Era un silencio agobiante. Como la calma que precede a la tormenta, aunque a juzgar por el espectáculo dantesco que veía a su alrededor parecía que la tormenta ya había pasado por allí.
Una luz blanca invadía todos los rincones de aquel lugar, cegándole.
No sabía donde se encontraba, aunque de alguna forma el sitio le era familiar.
Había objetos rotos por todas partes y todo olía a tragedia.
Manchas rojas, supuso de sangre, cubrían los azulejos y vio de reojo un mango de un cuchillo que sobresalía clavado en algo. No quiso adivinar en qué.
Era un espectáculo dantesco.
Se sentó y comenzó a pensar. Quiso recordar algo pero no pudo.
Tenía que ser él el culpable, pues estaba en el lugar de los hechos y todo lo delataba.
O quizá se tratase de un atrampa que le habían tendido vilmente.
De repente oyó ruidos.
Alguien se estaba acercando. Más de una persona. Podía oír trozos de conversación.
Sobresaltado echó a correr y se escondió.
Un hombre y una mujer entraron en la cocina y soltaron un grito.
Un campo de batalla se extendía ante ellos.

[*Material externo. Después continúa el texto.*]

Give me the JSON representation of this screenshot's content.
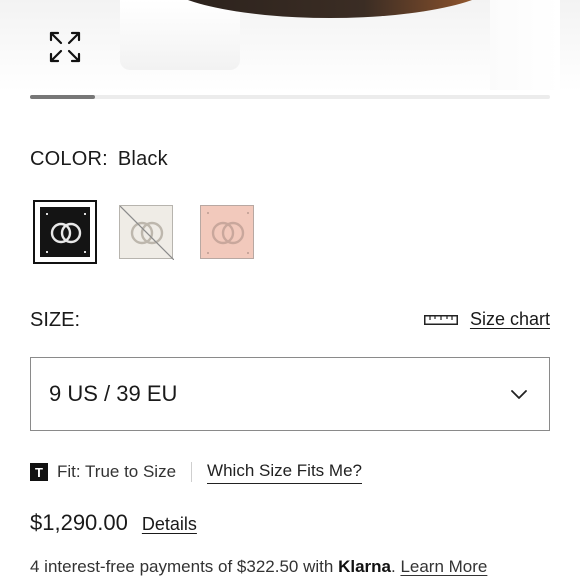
{
  "gallery": {
    "progress_fraction": 0.125
  },
  "color": {
    "label": "COLOR:",
    "value": "Black",
    "swatches": [
      {
        "name": "black",
        "hex": "#141414",
        "selected": true
      },
      {
        "name": "white",
        "hex": "#efece6",
        "selected": false,
        "unavailable": true
      },
      {
        "name": "pink",
        "hex": "#f2c9bc",
        "selected": false
      }
    ]
  },
  "size": {
    "label": "SIZE:",
    "chart_link": "Size chart",
    "selected": "9 US / 39 EU"
  },
  "fit": {
    "badge": "T",
    "text": "Fit: True to Size",
    "which_link": "Which Size Fits Me?"
  },
  "price": {
    "amount": "$1,290.00",
    "details_link": "Details"
  },
  "klarna": {
    "prefix": "4 interest-free payments of $322.50 with ",
    "brand": "Klarna",
    "separator": ". ",
    "learn_more": "Learn More"
  },
  "icons": {
    "expand": "expand-arrows-icon",
    "ruler": "ruler-icon",
    "chevron": "chevron-down-icon"
  }
}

En mesa y suelo se hallaban platos rotos y tazas del desayuno que habían corrido la misma suerte que los platos.
Un cuchillo clavado en la mantequilla fruto del azar emulaba la espada mítica de Arturo, esperando que alguien la sacara de allí.
Restos de colacao y leche deambulaban a su antojo por la cocina.
Para dar más realismo a aquella escena bélica, manchas de mermelada de fresa cubrían los azulejos y los cereales del desayuno parecían haber salido a dar una vuelta fuera de la caja, hastiados de permanecer en un recipiente de cartón tan cutre.
El hombre gritó indignado buscando alguna cabeza de turco.
Mientras se movía, un sonido crujiente salió de debajo de su pie derecho.
Acababa de aplastar a un par de inocentes cereales que se hallaban en el lugar incorrecto en el momento equivocado.
El hombre, fuera de sí, gritó: ¡MALDITO GATO!